Stir until your arm falls off, then pick it up and stir some more.. I had too much sulfite in my peach at first, stirred it and it started.. Too much sulfite, and it wont start..


----------



## Tom (Oct 23, 2010)

Yep.. Stir like crazy and leave the lid off for a couple of days so the sulfites can release


----------



## Tom (Oct 23, 2010)

DO NOT ADD YEAST tonight


----------



## Dufresne11 (Oct 23, 2010)

Introduce as much O2 as possible...


----------



## Wade E (Oct 23, 2010)

I agree with above and will say you should really get an S02 test now to. If possible I would splash rack the wine instead of stirring if you can as that will let the excess S02 out much easier then just stirring. I would not attemp adding yeast for a few days. The reason I say get an S02 test is to test the S02 after fermentation to see if you have burned through enough S02 for your Malo to be possible. 20 - 30 PPM is about the most any MLB will start in and even that is pretty high. I would get a good starter yeast going right now with some store bought grape juice with no sulfites or sorbate or even benzoate in it and get that going good and then start slowly introducing your must into it to get your yeast acclimated to a higher sulfite level. Start with maybe a quart and once thats going good add 1 cup of your must. If that gets going good add another cup. Keep doing this until youve at least dbled your starter and hopefully by then you will have gotten your S02 level down enough.


----------



## Joedaddy (Oct 23, 2010)

Thanks guys, my arm is sore now. I also have too many stems in the must so I am stirring and picking stems at the same time. I guess I can hold off on fermentation because the grapes aren't going to spoil because of the lack of sulfites. I already have a fruit fly prob so I just put a sheet over the fermenters. It doesn't smell like sulfites like it did last night so I am feeling better. I think I will wait on pitching yeast a couple of days and then I will test sulfites before I get MLF going.

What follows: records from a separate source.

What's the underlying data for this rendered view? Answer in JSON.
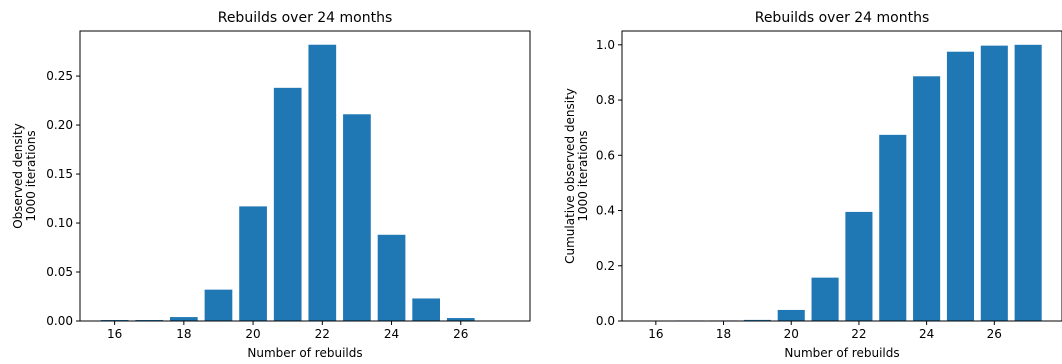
{
  "chart_data": [
    {
      "type": "bar",
      "title": "Rebuilds over 24 months",
      "xlabel": "Number of rebuilds",
      "ylabel": [
        "Observed density",
        "1000 iterations"
      ],
      "x": [
        16,
        17,
        18,
        19,
        20,
        21,
        22,
        23,
        24,
        25,
        26,
        27
      ],
      "values": [
        0.001,
        0.001,
        0.004,
        0.032,
        0.117,
        0.238,
        0.282,
        0.211,
        0.088,
        0.023,
        0.003,
        0.0005
      ],
      "xlim": [
        15,
        28
      ],
      "ylim": [
        0,
        0.296
      ],
      "xticks": [
        16,
        18,
        20,
        22,
        24,
        26
      ],
      "xtick_labels": [
        "16",
        "18",
        "20",
        "22",
        "24",
        "26"
      ],
      "yticks": [
        0,
        0.05,
        0.1,
        0.15,
        0.2,
        0.25
      ],
      "ytick_labels": [
        "0.00",
        "0.05",
        "0.10",
        "0.15",
        "0.20",
        "0.25"
      ],
      "grid": false,
      "color": "#1f77b4"
    },
    {
      "type": "bar",
      "title": "Rebuilds over 24 months",
      "xlabel": "Number of rebuilds",
      "ylabel": [
        "Cumulative observed density",
        "1000 iterations"
      ],
      "x": [
        16,
        17,
        18,
        19,
        20,
        21,
        22,
        23,
        24,
        25,
        26,
        27
      ],
      "values": [
        0.001,
        0.002,
        0.002,
        0.004,
        0.04,
        0.157,
        0.395,
        0.674,
        0.886,
        0.975,
        0.997,
        1.0
      ],
      "xlim": [
        15,
        28
      ],
      "ylim": [
        0,
        1.05
      ],
      "xticks": [
        16,
        18,
        20,
        22,
        24,
        26
      ],
      "xtick_labels": [
        "16",
        "18",
        "20",
        "22",
        "24",
        "26"
      ],
      "yticks": [
        0,
        0.2,
        0.4,
        0.6,
        0.8,
        1.0
      ],
      "ytick_labels": [
        "0.0",
        "0.2",
        "0.4",
        "0.6",
        "0.8",
        "1.0"
      ],
      "grid": false,
      "color": "#1f77b4"
    }
  ]
}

A bigger problem than sulfites might be high acidity. It wasn't the best year for growing grapes in Washington State and a lot of people are having to add stuff to adjust acid. I am going to wait on adding anything until I test again after fermentation.


----------



## grapeman (Oct 24, 2010)

If it is real high in acid, then you might do better to add calcium carbonate now to correct, especially in light of the high sulfites. If you can't get the malo going later because of it, you will be stuck with a high acid since with potassium carbonate you are limited to no more than a 0.3 drop.


----------



## Joedaddy (Oct 26, 2010)

Life is good now. It started fermentation this morning just fine. Acid is not too high.


----------